With the memory of his first print implanted in his mind, Simon decided to study photography after school. But while learning the ins and outs of image making, he began to develop a curiosity for other art forms and took up the study of fine arts in Glasgow instead. He has since lived in many of Europe’s cultural hubs and – adhering to a philosophy that progress comes from always looking forward – says he’ll never live in a city twice.
He had already established himself in Europe when he was awarded the prestigious British Turner Prize in 2005, and admits it was gratifying to have his work acknowledged in such a context. “I hadn’t lived in England for a long time,” he recalls of winning the award. “So it was quite nice to be embraced by the mother country and acknowledged in that context. And it is amazing how it does have a global reach. People have heard of it or they know of it.”
He jokes that more people go to his talks since he won the prize but, on a fundamental level, he hasn’t let the accolade change his approach to art. And it’s this approach that Simon points to as his greatest achievement. “The thing I hold most dear in my work life is this sense that the art practice is still evolving and still developing,” he says. “I have always tried to push not to get stuck in a particular type of methodology or a particular way of working – not to depend on a particular sort of formal solution, but to really try and keep it moving and to keep questioning what I do.”
Maintaining this way of working hasn’t always been easy, and Simon admits that he still has moments when he struggles to reconcile the demands of work with those of his personal life. “Sometimes those things just don’t fit together and that’s always a challenge,” he explains. “What I do is I try to escape from the art world. I just shut the door, turn off the mobile phone and stop answering emails. It’s hard these days because it’s all-encompassing, but I get time to think.”

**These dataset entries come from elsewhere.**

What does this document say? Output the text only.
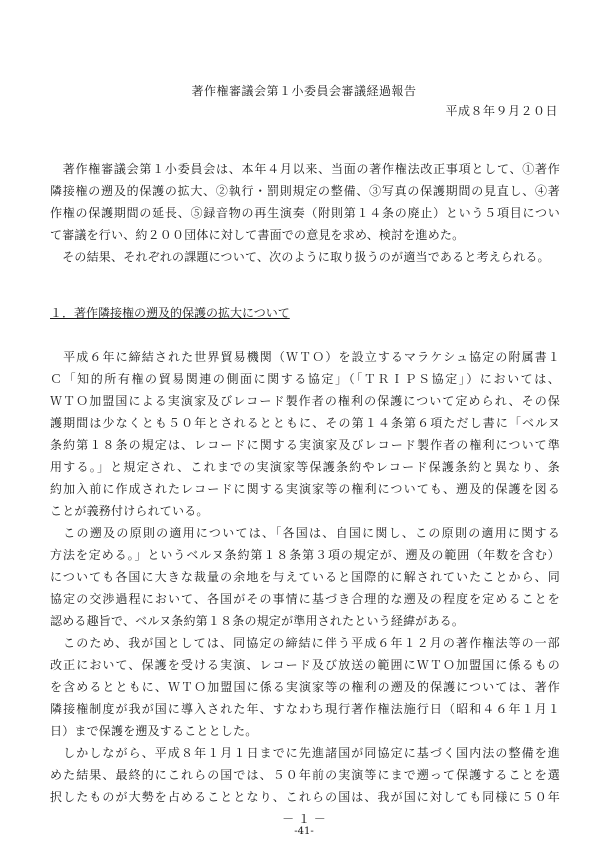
著作権審議会第１小委員会審議経過報告
平成８年９月２０日
　著作権審議会第１小委員会は、本年４月以来、当面の著作権法改正事項として、①著作
隣接権の遡及的保護の拡大、②執行・罰則規定の整備、③写真の保護期間の見直し、④著
作権の保護期間の延長、⑤録音物の再生演奏（附則第１４条の廃止）という５項目につい
て審議を行い、約２００団体に対して書面での意見を求め、検討を進めた。
　その結果、それぞれの課題について、次のように取り扱うのが適当であると考えられる。
１．著作隣接権の遡及的保護の拡大について
　平成６年に締結された世界貿易機関（ＷＴＯ）を設立するマラケシュ協定の附属書１
Ｃ「知的所有権の貿易関連の側面に関する協定」（「ＴＲＩＰＳ協定」）においては、
ＷＴＯ加盟国による実演家及びレコード製作者の権利の保護について定められ、その保
護期間は少なくとも５０年とされるとともに、その第１４条第６項ただし書に「ベルヌ
条約第１８条の規定は、レコードに関する実演家及びレコード製作者の権利について準
用する。」と規定され、これまでの実演家等保護条約やレコード保護条約と異なり、条
約加入前に作成されたレコードに関する実演家等の権利についても、遡及的保護を図る
ことが義務付けられている。
　この遡及の原則の適用については、「各国は、自国に関し、この原則の適用に関する
方法を定める。」というベルヌ条約第１８条第３項の規定が、遡及の範囲（年数を含む）
についても各国に大きな裁量の余地を与えていると国際的に解されていたことから、同
協定の交渉過程において、各国がその事情に基づき合理的な遡及の程度を定めることを
認める趣旨で、ベルヌ条約第１８条の規定が準用されたという経緯がある。
　このため、我が国としては、同協定の締結に伴う平成６年１２月の著作権法等の一部
改正において、保護を受ける実演、レコード及び放送の範囲にＷＴＯ加盟国に係るもの
を含めるとともに、ＷＴＯ加盟国に係る実演家等の権利の遡及的保護については、著作
隣接権制度が我が国に導入された年、すなわち現行著作権法施行日（昭和４６年１月１
日）まで保護を遡及することとした。
　しかしながら、平成８年１月１日までに先進諸国が同協定に基づく国内法の整備を進
めた結果、最終的にこれらの国では、５０年前の実演等にまで遡って保護することを選
択したものが大勢を占めることとなり、これらの国は、我が国に対しても同様に５０年
－ １ －
-41-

When Simon returns to work mode, however, his creative potential seems to have few limits. His latest exhibition In Speculum links together works from different points of his career. “It’s an exhibition that really focuses on different working spaces, on different forms of production,” Simon explains. “In a way it’s a simple mechanism to establish some new connections between a body of work that has developed over a long period.” Alongside some of his existing works, the exhibition also features a new photographic work based on the Great Melbourne Telescope.
When asked to share his words of wisdom, Simon reflects on his philosophy to keep moving. “I have a sense to keep my practice moving and changing and evolving, and it’s true of life as well,” he says. “It’s important to keep moving forward somehow.”